On Agents and Twitter Counts

This post is in response to a discussion chez Ksenia Anske regarding whether literary agents should (or do) expect authors to be active on Twitter.

For a debut author (more often than not, an unpublished writer) hoping to garner an agent's attention, it's only reasonable to expect one's online presence to be filtered and evaluated, somewhere between the query letter and the form rejection.

# of Twitter followers, books reviewed on Goodreads, Facebook page, whatever. They matter. That's not to say you need to cover all the bases as completely as Ksenia (read her background: she had most of us lapped--twice--out of the starting gate).

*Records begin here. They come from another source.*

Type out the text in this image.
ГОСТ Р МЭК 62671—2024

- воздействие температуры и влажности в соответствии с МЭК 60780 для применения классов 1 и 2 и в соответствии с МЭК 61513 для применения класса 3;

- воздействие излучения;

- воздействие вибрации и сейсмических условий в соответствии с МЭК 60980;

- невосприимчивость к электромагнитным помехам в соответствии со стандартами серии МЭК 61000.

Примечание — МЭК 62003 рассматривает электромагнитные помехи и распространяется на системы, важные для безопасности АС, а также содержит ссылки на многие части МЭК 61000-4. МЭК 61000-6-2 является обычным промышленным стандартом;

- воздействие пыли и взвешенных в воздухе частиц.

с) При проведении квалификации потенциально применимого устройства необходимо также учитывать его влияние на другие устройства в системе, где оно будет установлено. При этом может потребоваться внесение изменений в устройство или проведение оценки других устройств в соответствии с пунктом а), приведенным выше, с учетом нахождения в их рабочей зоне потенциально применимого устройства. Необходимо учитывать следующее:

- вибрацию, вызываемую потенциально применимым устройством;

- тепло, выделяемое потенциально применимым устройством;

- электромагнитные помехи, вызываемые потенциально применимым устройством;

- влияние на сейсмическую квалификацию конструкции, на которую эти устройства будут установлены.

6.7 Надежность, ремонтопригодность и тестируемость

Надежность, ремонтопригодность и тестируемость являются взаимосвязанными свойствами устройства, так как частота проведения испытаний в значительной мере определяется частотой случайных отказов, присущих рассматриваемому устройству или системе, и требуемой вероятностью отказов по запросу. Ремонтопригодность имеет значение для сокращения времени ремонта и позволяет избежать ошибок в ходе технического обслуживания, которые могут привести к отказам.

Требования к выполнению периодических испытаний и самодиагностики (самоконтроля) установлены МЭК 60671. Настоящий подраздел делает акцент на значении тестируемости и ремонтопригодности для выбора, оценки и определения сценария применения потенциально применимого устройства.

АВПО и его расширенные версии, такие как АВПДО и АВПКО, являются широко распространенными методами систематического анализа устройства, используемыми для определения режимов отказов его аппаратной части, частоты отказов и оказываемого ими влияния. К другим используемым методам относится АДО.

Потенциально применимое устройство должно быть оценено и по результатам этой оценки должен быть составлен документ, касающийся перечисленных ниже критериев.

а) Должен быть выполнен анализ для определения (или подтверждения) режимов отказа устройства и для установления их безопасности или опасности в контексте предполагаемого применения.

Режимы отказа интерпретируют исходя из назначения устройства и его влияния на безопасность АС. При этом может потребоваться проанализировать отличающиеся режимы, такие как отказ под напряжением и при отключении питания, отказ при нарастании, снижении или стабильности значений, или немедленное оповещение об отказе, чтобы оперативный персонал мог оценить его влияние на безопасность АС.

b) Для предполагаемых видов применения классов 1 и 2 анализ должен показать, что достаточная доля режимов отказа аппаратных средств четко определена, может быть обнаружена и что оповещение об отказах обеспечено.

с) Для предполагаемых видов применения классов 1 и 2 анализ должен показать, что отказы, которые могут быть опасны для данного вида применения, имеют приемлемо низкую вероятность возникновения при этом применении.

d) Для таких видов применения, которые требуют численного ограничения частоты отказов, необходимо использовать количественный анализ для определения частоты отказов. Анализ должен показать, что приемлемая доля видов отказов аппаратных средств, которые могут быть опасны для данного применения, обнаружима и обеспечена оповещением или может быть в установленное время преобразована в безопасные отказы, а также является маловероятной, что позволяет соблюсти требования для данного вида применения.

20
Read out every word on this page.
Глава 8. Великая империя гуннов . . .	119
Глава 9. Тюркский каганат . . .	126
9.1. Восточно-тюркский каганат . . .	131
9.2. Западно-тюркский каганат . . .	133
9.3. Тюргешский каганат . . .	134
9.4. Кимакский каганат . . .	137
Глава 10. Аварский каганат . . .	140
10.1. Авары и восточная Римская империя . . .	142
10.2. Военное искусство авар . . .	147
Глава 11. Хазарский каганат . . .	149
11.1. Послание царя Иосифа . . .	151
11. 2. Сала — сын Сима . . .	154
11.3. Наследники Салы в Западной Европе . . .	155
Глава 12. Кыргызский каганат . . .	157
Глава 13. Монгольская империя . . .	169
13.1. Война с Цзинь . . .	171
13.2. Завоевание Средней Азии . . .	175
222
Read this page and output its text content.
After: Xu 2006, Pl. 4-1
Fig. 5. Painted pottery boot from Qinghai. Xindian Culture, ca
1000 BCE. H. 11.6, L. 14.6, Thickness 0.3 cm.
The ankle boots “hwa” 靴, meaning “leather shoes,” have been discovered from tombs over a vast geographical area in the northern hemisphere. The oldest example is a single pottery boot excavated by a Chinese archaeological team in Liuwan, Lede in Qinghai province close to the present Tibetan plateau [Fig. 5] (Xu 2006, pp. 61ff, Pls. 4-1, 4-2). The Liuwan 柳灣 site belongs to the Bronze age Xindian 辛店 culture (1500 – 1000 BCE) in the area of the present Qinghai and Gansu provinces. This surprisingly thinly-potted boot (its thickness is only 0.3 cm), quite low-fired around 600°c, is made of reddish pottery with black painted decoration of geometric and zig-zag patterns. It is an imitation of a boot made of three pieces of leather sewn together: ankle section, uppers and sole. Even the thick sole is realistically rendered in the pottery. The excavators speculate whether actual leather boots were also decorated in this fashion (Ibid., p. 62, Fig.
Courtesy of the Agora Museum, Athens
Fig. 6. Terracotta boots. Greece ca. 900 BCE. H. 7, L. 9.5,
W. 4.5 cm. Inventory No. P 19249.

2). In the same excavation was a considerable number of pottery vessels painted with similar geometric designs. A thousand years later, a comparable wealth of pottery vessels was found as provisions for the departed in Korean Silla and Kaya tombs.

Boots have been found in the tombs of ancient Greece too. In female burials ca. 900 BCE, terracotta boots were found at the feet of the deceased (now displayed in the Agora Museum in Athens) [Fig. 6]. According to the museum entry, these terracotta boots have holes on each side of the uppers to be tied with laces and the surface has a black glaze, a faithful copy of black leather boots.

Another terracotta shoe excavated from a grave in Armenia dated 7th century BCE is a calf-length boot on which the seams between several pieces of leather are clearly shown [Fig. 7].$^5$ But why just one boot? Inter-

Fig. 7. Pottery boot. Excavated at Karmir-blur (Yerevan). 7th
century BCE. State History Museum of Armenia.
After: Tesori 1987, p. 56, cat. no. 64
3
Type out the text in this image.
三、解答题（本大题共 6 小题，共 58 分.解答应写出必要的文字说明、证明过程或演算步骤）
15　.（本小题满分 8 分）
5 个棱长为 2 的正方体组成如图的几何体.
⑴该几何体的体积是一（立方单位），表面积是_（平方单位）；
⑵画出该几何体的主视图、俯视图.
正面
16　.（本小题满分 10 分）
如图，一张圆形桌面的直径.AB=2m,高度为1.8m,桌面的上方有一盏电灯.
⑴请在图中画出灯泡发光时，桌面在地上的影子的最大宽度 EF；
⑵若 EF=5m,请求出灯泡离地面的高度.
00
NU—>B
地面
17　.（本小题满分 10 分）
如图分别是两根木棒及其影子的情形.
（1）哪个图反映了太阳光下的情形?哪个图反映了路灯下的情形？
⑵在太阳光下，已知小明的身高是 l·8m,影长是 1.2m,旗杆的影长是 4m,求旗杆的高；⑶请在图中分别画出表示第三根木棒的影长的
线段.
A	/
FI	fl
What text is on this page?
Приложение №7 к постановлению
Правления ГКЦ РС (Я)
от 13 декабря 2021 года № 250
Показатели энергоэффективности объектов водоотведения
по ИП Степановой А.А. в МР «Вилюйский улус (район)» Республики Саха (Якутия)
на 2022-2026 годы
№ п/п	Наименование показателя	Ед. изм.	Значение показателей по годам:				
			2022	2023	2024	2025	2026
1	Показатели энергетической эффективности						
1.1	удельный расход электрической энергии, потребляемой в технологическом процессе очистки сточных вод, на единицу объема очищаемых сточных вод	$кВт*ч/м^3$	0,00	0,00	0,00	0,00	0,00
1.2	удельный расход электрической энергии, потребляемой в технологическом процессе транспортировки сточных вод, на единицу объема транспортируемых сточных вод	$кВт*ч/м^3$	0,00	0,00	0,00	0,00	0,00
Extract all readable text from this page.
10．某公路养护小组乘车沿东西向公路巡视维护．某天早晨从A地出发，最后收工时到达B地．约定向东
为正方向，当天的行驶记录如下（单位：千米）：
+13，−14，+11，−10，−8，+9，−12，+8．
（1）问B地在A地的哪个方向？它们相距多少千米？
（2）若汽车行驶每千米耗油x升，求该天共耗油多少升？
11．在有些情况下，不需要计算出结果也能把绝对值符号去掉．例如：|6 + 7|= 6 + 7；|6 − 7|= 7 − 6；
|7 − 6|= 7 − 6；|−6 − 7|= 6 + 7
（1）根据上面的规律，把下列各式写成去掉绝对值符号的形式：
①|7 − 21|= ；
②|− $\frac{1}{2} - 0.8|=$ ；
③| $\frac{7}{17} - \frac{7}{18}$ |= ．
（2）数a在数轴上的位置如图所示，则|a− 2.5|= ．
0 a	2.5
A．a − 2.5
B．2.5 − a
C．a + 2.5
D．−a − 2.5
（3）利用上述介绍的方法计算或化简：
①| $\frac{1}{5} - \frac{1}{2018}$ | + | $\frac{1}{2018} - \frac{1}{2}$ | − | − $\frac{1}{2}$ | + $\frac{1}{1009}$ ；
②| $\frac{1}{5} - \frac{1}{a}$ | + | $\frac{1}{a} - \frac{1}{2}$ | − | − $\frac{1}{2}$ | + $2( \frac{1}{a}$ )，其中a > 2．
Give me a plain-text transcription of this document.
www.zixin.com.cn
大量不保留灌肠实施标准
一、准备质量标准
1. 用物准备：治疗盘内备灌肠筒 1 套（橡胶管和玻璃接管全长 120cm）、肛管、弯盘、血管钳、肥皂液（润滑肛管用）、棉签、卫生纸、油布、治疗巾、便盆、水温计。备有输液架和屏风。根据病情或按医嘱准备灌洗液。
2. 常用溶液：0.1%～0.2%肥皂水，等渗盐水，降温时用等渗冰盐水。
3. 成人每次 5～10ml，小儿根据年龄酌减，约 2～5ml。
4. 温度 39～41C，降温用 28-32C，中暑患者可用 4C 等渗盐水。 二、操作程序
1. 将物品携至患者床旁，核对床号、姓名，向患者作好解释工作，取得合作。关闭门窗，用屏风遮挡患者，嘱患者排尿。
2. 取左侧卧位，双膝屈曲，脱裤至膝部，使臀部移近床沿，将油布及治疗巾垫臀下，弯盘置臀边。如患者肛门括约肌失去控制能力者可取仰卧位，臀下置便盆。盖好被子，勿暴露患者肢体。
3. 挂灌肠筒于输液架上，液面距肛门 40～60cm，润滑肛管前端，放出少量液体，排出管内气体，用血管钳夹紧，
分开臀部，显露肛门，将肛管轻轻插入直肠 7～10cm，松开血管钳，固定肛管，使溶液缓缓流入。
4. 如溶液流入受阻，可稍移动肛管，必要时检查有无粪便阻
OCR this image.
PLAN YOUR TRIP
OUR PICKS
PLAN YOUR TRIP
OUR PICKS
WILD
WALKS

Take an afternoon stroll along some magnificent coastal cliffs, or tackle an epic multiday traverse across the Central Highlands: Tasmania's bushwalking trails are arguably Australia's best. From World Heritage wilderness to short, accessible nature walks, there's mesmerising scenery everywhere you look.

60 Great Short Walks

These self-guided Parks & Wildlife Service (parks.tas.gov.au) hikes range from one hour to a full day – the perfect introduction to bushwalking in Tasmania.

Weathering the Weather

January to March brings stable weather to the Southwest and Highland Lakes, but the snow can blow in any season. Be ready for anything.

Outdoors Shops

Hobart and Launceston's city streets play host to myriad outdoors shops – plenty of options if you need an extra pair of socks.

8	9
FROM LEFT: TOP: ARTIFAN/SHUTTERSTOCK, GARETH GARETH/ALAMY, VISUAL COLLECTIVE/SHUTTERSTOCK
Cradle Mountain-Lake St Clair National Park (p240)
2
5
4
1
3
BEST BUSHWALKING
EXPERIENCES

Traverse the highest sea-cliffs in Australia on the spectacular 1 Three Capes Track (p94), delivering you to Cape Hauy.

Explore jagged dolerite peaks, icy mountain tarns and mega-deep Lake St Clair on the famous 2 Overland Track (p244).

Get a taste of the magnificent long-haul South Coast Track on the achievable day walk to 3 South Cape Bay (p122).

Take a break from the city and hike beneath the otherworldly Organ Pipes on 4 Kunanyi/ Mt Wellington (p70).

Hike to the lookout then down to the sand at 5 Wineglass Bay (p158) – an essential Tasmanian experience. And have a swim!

Still, it's 2012 going on '13. People are reading books on their telephones and tweeting from bed. All of this makes it easier to find/reach/touch readers than ever before. At the same time, agents are getting crushed between the Big 6 5 4 going mainstream with self-publishing and Amazon creating crowd-source sensations.

Any agent who did not consider a writer's online platform wouldn't be a very useful agent at all. Their job is to sell. Not just sell your wonderful book baby to a publisher, but sell you to the world. 

Authors, as a rule, have never been overly fond of the sales process. Hardly surprising. Most salespeople are outgoing, gregarious hunters. They thrive on networking, hand shaking, making friends in airports, and speed-dialing. They size people up quickly, assess opportunities instinctually, and move on. The only natural habitat salespeople share with authors is a good bar at the end of the day, when it's half empty and quiet.

There's another kind of salesperson, though. It's the farmer. The relationship builder. The person who consistently communicates a value proposition of interest to his or her audience. Who lets them know about their latest release, or maybe something someone else wrote that may be of interest.

In an online world, where impressions are made quickly and attention spans insanely short, authors today have a unique opportunity. We can form real connections with readers, communicate beyond our words on a frozen page, and feel feedback like never before. The quid pro quo is we have to do more than write, and write well. We have to engage.

For my money, I'd rather an agent who understands all that.